Forniamo così ai chirurghi un modello fisico per preparare l’operazione con maggiore sicurezza e accuratezza, uno strumento per realizzare una sorta di ‘preventivo’ dell’intervento, anticipando i problemi specifici che dovrà affrontare e le relative strategie chirurgiche da utilizzare per risolverli”.

M3dics ha già una stretta collaborazione con due grandi ospedali torinesi, il Cto per l’ortopedia e il San Luigi di Orbassano per l’urologia: “abbiamo studiato e stampato 70-80 casi con notevoli passi avanti, i tempi dell’intervento si sono ridotti del 40%. Per la stampa in outsourcing abbiamo contratti chiusi con il gruppo San Donato e l’ospedale di Brescia”, dice Andolfi.
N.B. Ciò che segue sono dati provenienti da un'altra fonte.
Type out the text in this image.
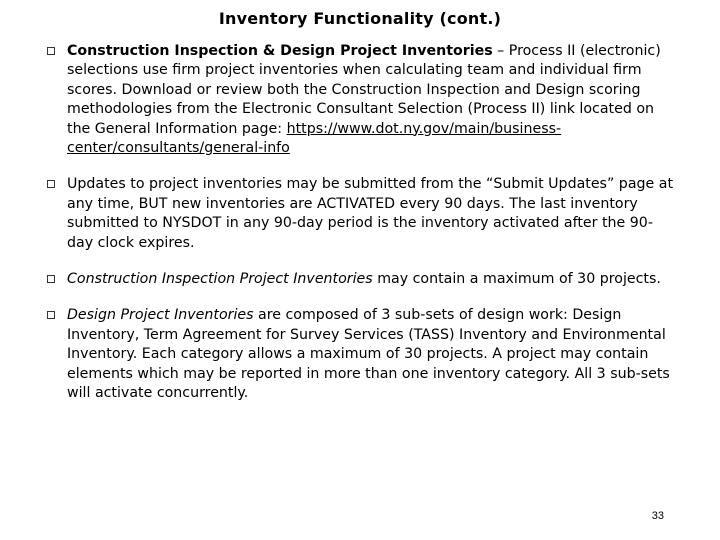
Inventory Functionality (cont.)
Construction Inspection & Design Project Inventories – Process II (electronic) selections use firm project inventories when calculating team and individual firm scores. Download or review both the Construction Inspection and Design scoring methodologies from the Electronic Consultant Selection (Process II) link located on the General Information page: https://www.dot.ny.gov/main/business-center/consultants/general-info
Updates to project inventories may be submitted from the “Submit Updates” page at any time, BUT new inventories are ACTIVATED every 90 days. The last inventory submitted to NYSDOT in any 90-day period is the inventory activated after the 90-day clock expires.
Construction Inspection Project Inventories may contain a maximum of 30 projects.
Design Project Inventories are composed of 3 sub-sets of design work: Design Inventory, Term Agreement for Survey Services (TASS) Inventory and Environmental Inventory. Each category allows a maximum of 30 projects. A project may contain elements which may be reported in more than one inventory category. All 3 sub-sets will activate concurrently.
33
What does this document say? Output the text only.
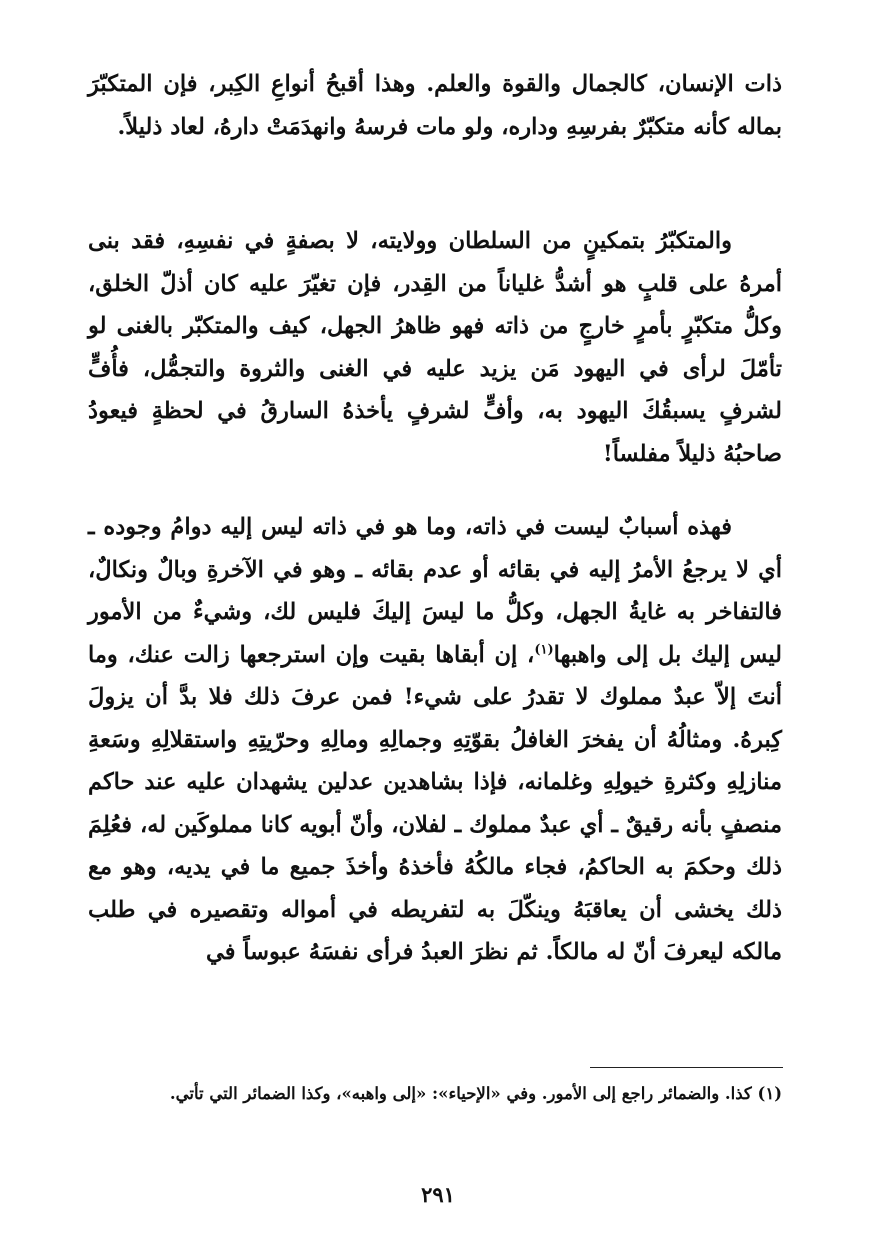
ذات الإنسان، كالجمال والقوة والعلم. وهذا أقبحُ أنواعِ الكِبر، فإن المتكبّرَ بماله كأنه متكبّرٌ بفرسِهِ وداره، ولو مات فرسهُ وانهدَمَتْ دارهُ، لعاد ذليلاً.

والمتكبّرُ بتمكينٍ من السلطان وولايته، لا بصفةٍ في نفسِهِ، فقد بنى أمرهُ على قلبٍ هو أشدُّ غلياناً من القِدر، فإن تغيّرَ عليه كان أذلّ الخلق، وكلُّ متكبّرٍ بأمرٍ خارجٍ من ذاته فهو ظاهرُ الجهل، كيف والمتكبّر بالغنى لو تأمّلَ لرأى في اليهود مَن يزيد عليه في الغنى والثروة والتجمُّل، فأُفٍّ لشرفٍ يسبقُكَ اليهود به، وأفٍّ لشرفٍ يأخذهُ السارقُ في لحظةٍ فيعودُ صاحبُهُ ذليلاً مفلساً!

فهذه أسبابٌ ليست في ذاته، وما هو في ذاته ليس إليه دوامُ وجوده ـ أي لا يرجعُ الأمرُ إليه في بقائه أو عدم بقائه ـ وهو في الآخرةِ وبالٌ ونكالٌ، فالتفاخر به غايةُ الجهل، وكلُّ ما ليسَ إليكَ فليس لك، وشيءٌ من الأمور ليس إليك بل إلى واهبها$^{(١)}$، إن أبقاها بقيت وإن استرجعها زالت عنك، وما أنتَ إلاّ عبدٌ مملوك لا تقدرُ على شيء! فمن عرفَ ذلك فلا بدَّ أن يزولَ كِبرهُ. ومثالُهُ أن يفخرَ الغافلُ بقوّتِهِ وجمالِهِ ومالِهِ وحرّيتِهِ واستقلالِهِ وسَعةِ منازلِهِ وكثرةِ خيولِهِ وغلمانه، فإذا بشاهدين عدلين يشهدان عليه عند حاكم منصفٍ بأنه رقيقٌ ـ أي عبدٌ مملوك ـ لفلان، وأنّ أبويه كانا مملوكَين له، فعُلِمَ ذلك وحكمَ به الحاكمُ، فجاء مالكُهُ فأخذهُ وأخذَ جميع ما في يديه، وهو مع ذلك يخشى أن يعاقبَهُ وينكّلَ به لتفريطه في أمواله وتقصيره في طلب مالكه ليعرفَ أنّ له مالكاً. ثم نظرَ العبدُ فرأى نفسَهُ عبوساً في

(١) كذا. والضمائر راجع إلى الأمور. وفي «الإحياء»: «إلى واهبه»، وكذا الضمائر التي تأتي.

٢٩١
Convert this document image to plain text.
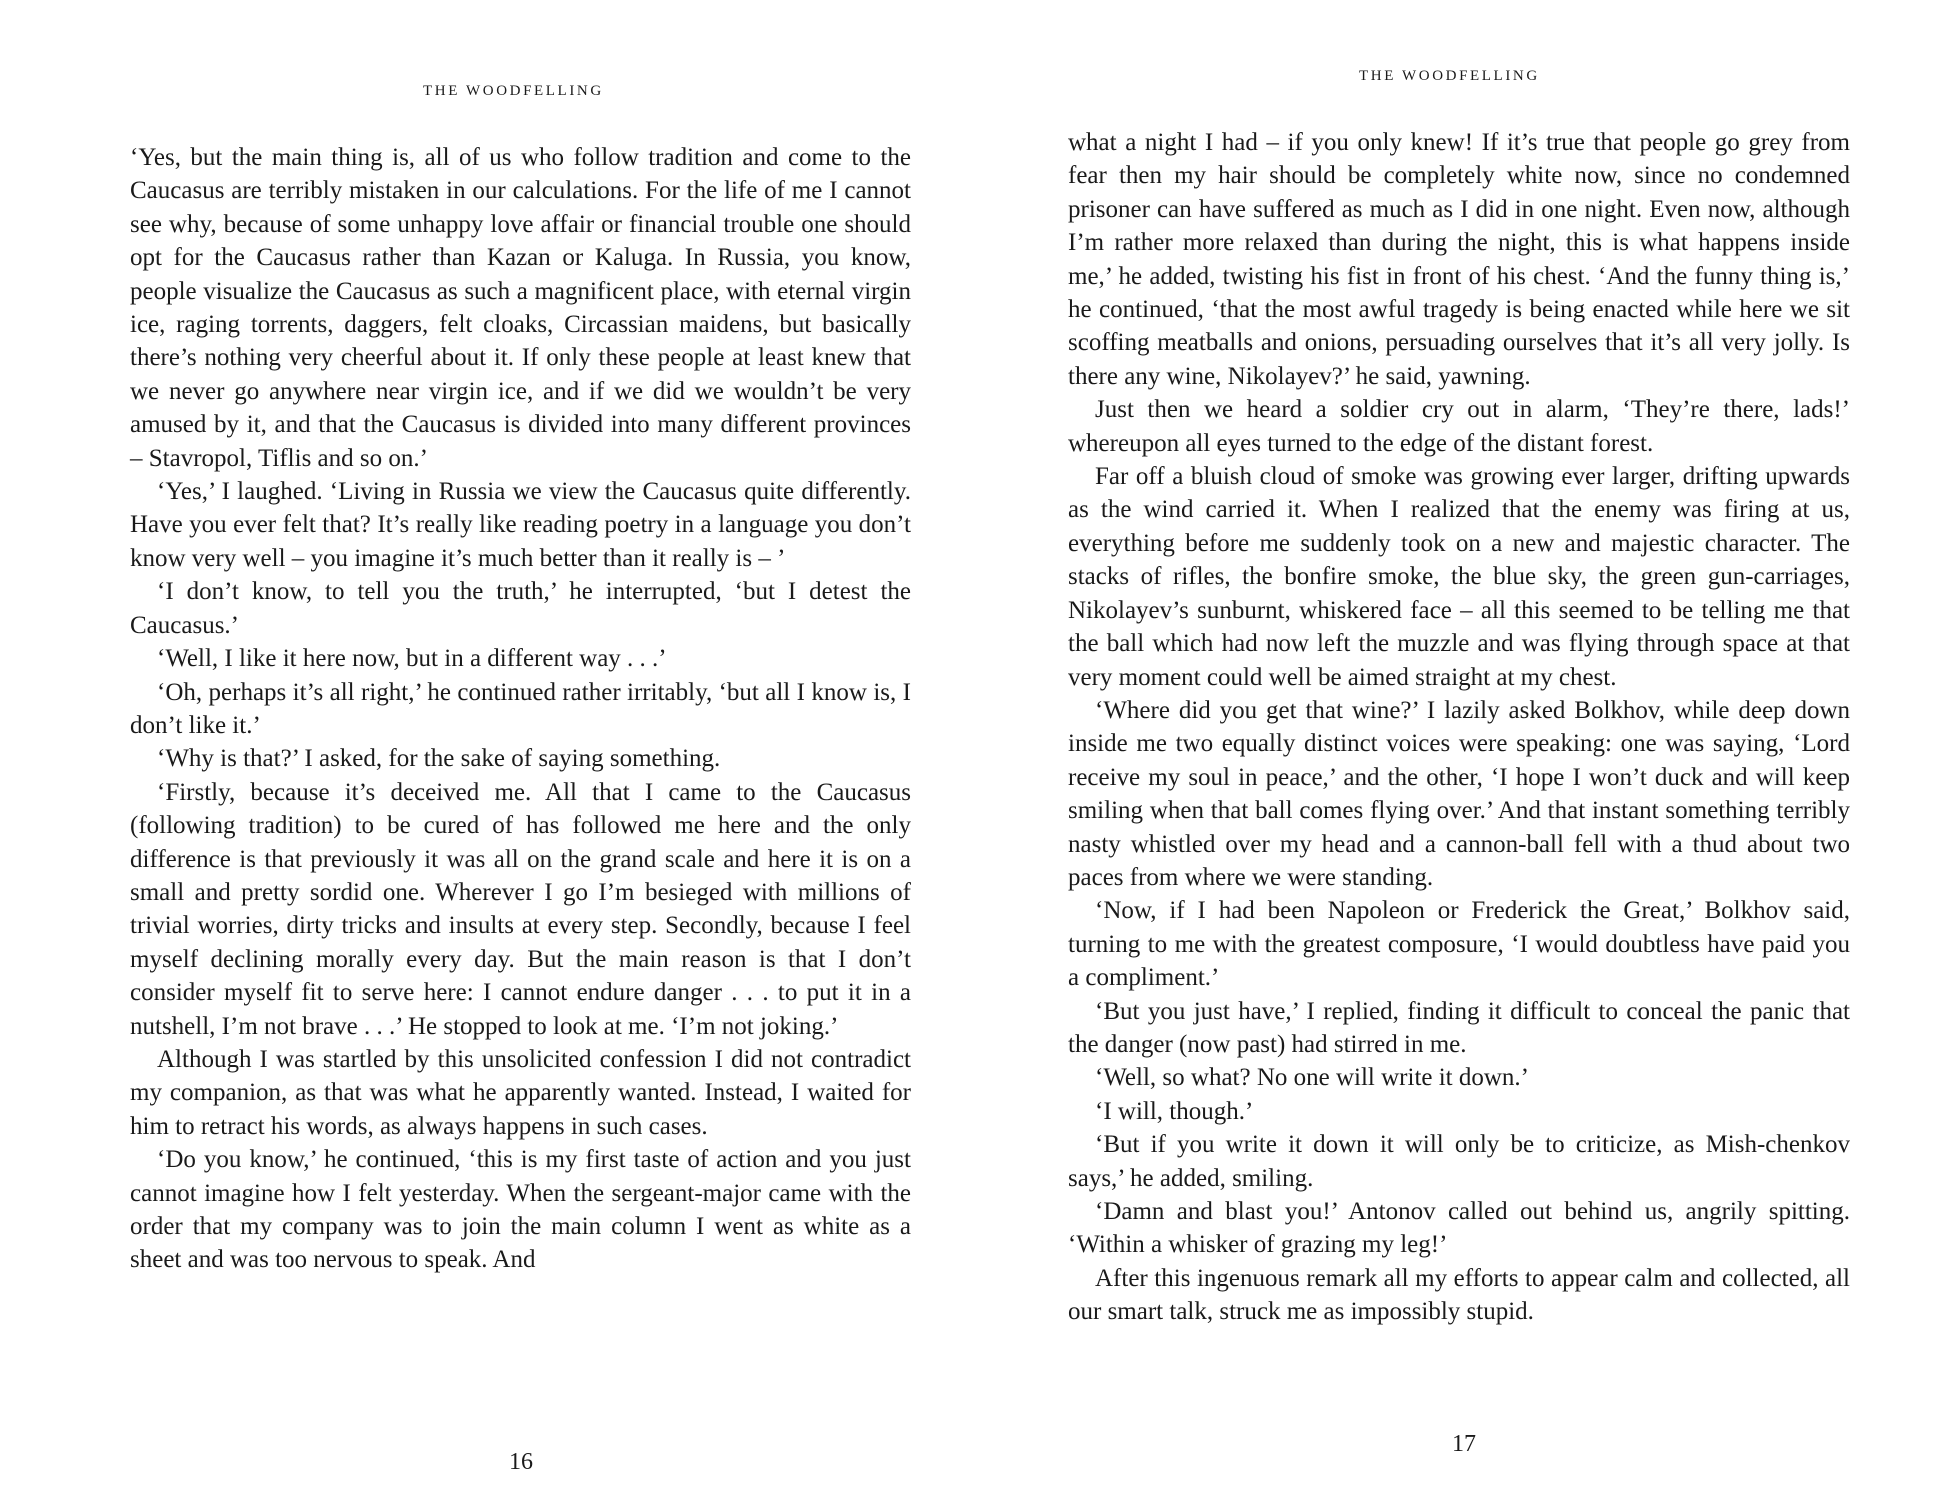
THE WOODFELLING

‘Yes, but the main thing is, all of us who follow tradition and come to the Caucasus are terribly mistaken in our calculations. For the life of me I cannot see why, because of some unhappy love affair or financial trouble one should opt for the Caucasus rather than Kazan or Kaluga. In Russia, you know, people visualize the Caucasus as such a magnificent place, with eternal virgin ice, raging torrents, daggers, felt cloaks, Circassian maidens, but basically there’s nothing very cheerful about it. If only these people at least knew that we never go anywhere near virgin ice, and if we did we wouldn’t be very amused by it, and that the Caucasus is divided into many different provinces – Stavropol, Tiflis and so on.’

‘Yes,’ I laughed. ‘Living in Russia we view the Caucasus quite differently. Have you ever felt that? It’s really like reading poetry in a language you don’t know very well – you imagine it’s much better than it really is – ’

‘I don’t know, to tell you the truth,’ he interrupted, ‘but I detest the Caucasus.’

‘Well, I like it here now, but in a different way . . .’

‘Oh, perhaps it’s all right,’ he continued rather irritably, ‘but all I know is, I don’t like it.’

‘Why is that?’ I asked, for the sake of saying something.

‘Firstly, because it’s deceived me. All that I came to the Caucasus (following tradition) to be cured of has followed me here and the only difference is that previously it was all on the grand scale and here it is on a small and pretty sordid one. Wherever I go I’m besieged with millions of trivial worries, dirty tricks and insults at every step. Secondly, because I feel myself declining morally every day. But the main reason is that I don’t consider myself fit to serve here: I cannot endure danger . . . to put it in a nutshell, I’m not brave . . .’ He stopped to look at me. ‘I’m not joking.’

Although I was startled by this unsolicited confession I did not contradict my companion, as that was what he apparently wanted. Instead, I waited for him to retract his words, as always happens in such cases.

‘Do you know,’ he continued, ‘this is my first taste of action and you just cannot imagine how I felt yesterday. When the sergeant-major came with the order that my company was to join the main column I went as white as a sheet and was too nervous to speak. And

16
THE WOODFELLING

what a night I had – if you only knew! If it’s true that people go grey from fear then my hair should be completely white now, since no condemned prisoner can have suffered as much as I did in one night. Even now, although I’m rather more relaxed than during the night, this is what happens inside me,’ he added, twisting his fist in front of his chest. ‘And the funny thing is,’ he continued, ‘that the most awful tragedy is being enacted while here we sit scoffing meatballs and onions, persuading ourselves that it’s all very jolly. Is there any wine, Nikolayev?’ he said, yawning.

Just then we heard a soldier cry out in alarm, ‘They’re there, lads!’ whereupon all eyes turned to the edge of the distant forest.

Far off a bluish cloud of smoke was growing ever larger, drifting upwards as the wind carried it. When I realized that the enemy was firing at us, everything before me suddenly took on a new and majestic character. The stacks of rifles, the bonfire smoke, the blue sky, the green gun-carriages, Nikolayev’s sunburnt, whiskered face – all this seemed to be telling me that the ball which had now left the muzzle and was flying through space at that very moment could well be aimed straight at my chest.

‘Where did you get that wine?’ I lazily asked Bolkhov, while deep down inside me two equally distinct voices were speaking: one was saying, ‘Lord receive my soul in peace,’ and the other, ‘I hope I won’t duck and will keep smiling when that ball comes flying over.’ And that instant something terribly nasty whistled over my head and a cannon-ball fell with a thud about two paces from where we were standing.

‘Now, if I had been Napoleon or Frederick the Great,’ Bolkhov said, turning to me with the greatest composure, ‘I would doubtless have paid you a compliment.’

‘But you just have,’ I replied, finding it difficult to conceal the panic that the danger (now past) had stirred in me.

‘Well, so what? No one will write it down.’

‘I will, though.’

‘But if you write it down it will only be to criticize, as Mish-chenkov says,’ he added, smiling.

‘Damn and blast you!’ Antonov called out behind us, angrily spitting. ‘Within a whisker of grazing my leg!’

After this ingenuous remark all my efforts to appear calm and collected, all our smart talk, struck me as impossibly stupid.

17
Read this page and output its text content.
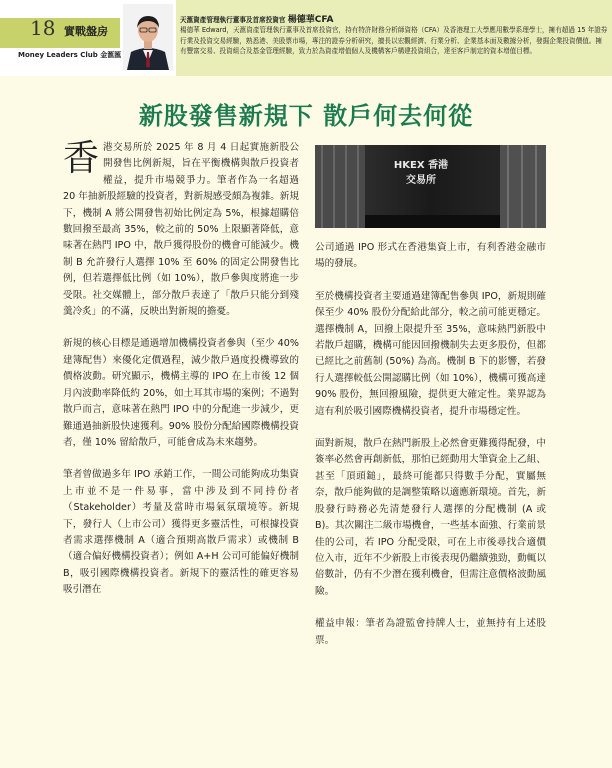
18 實戰盤房
Money Leaders Club 金滙匯
天滙資產管理執行董事及首席投資官 楊德華CFA
楊德華 Edward，天滙資產管理執行董事及首席投資官，持有特許財務分析師資格（CFA）及香港理工大學應用數學系理學士，擁有超過 15 年證券行業及投資交易經驗，熟悉港、美股票市場，專注的證券分析研究，擅長以宏觀經濟、行業分析、企業基本面及數據分析，發掘企業投資價值。擁有豐富交易、投資組合及基金管理經驗，致力於為資產增值個人及機構客戶構建投資組合，達至客戶制定的資本增值目標。
新股發售新規下 散戶何去何從

香港交易所於 2025 年 8 月 4 日起實施新股公開發售比例新規，旨在平衡機構與散戶投資者權益，提升市場競爭力。筆者作為一名超過 20 年抽新股經驗的投資者，對新規感受頗為複雜。新規下，機制 A 將公開發售初始比例定為 5%，根據超購倍數回撥至最高 35%，較之前的 50% 上限顯著降低，意味著在熱門 IPO 中，散戶獲得股份的機會可能減少。機制 B 允許發行人選擇 10% 至 60% 的固定公開發售比例，但若選擇低比例（如 10%），散戶參與度將進一步受限。社交媒體上，部分散戶表達了「散戶只能分到殘羹冷炙」的不滿，反映出對新規的擔憂。

新規的核心目標是通過增加機構投資者參與（至少 40% 建簿配售）來優化定價過程，減少散戶過度投機導致的價格波動。研究顯示，機構主導的 IPO 在上市後 12 個月內波動率降低約 20%，如土耳其市場的案例；不過對散戶而言，意味著在熱門 IPO 中的分配進一步減少，更難通過抽新股快速獲利。90% 股份分配給國際機構投資者，僅 10% 留給散戶，可能會成為未來趨勢。

筆者曾做過多年 IPO 承銷工作，一間公司能夠成功集資上市並不是一件易事，當中涉及到不同持份者（Stakeholder）考量及當時市場氣氛環境等。新規下，發行人（上市公司）獲得更多靈活性，可根據投資者需求選擇機制 A（適合預期高散戶需求）或機制 B（適合偏好機構投資者）；例如 A+H 公司可能偏好機制 B，吸引國際機構投資者。新規下的靈活性的確更容易吸引潛在

HKEX 香港交易所

公司通過 IPO 形式在香港集資上市，有利香港金融市場的發展。

至於機構投資者主要通過建簿配售參與 IPO，新規則確保至少 40% 股份分配給此部分，較之前可能更穩定。選擇機制 A，回撥上限提升至 35%，意味熱門新股中若散戶超購，機構可能因回撥機制失去更多股份，但都已經比之前舊制 (50%) 為高。機制 B 下的影響，若發行人選擇較低公開認購比例（如 10%），機構可獲高達 90% 股份，無回撥風險，提供更大確定性。業界認為這有利於吸引國際機構投資者，提升市場穩定性。

面對新規，散戶在熱門新股上必然會更難獲得配發，中簽率必然會再創新低，那怕已經動用大筆資金上乙組、甚至「頂頭鎚」，最終可能都只得數手分配，實屬無奈，散戶能夠做的是調整策略以適應新環境。首先，新股發行時務必先清楚發行人選擇的分配機制 (A 或 B)。其次關注二級市場機會，一些基本面強、行業前景佳的公司，若 IPO 分配受限，可在上市後尋找合適價位入市，近年不少新股上市後表現仍繼續強勁，動輒以倍數計，仍有不少潛在獲利機會，但需注意價格波動風險。

權益申報：筆者為證監會持牌人士，並無持有上述股票。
M3dics, sviluppata nell’incubatore i3P del Politecnico di Torino, vuole creare laboratori all’interno degli ospedali, gestiti dai propri ingegneri (finora sono quattro), ma sta anche lavorando a un ambizioso progetto con numeri importanti di cui preferisce al momento non parlare. “Potremmo assumere in futuro centinaia di persone”, afferma Andolfi. Il business plan presentato nove mesi fa prevede in 3 anni un fatturato di 6 milioni di euro ed ebitda del 40%, obiettivi che saranno rivisti in crescita se andrà in porto la trattativa con due fondi di investimento.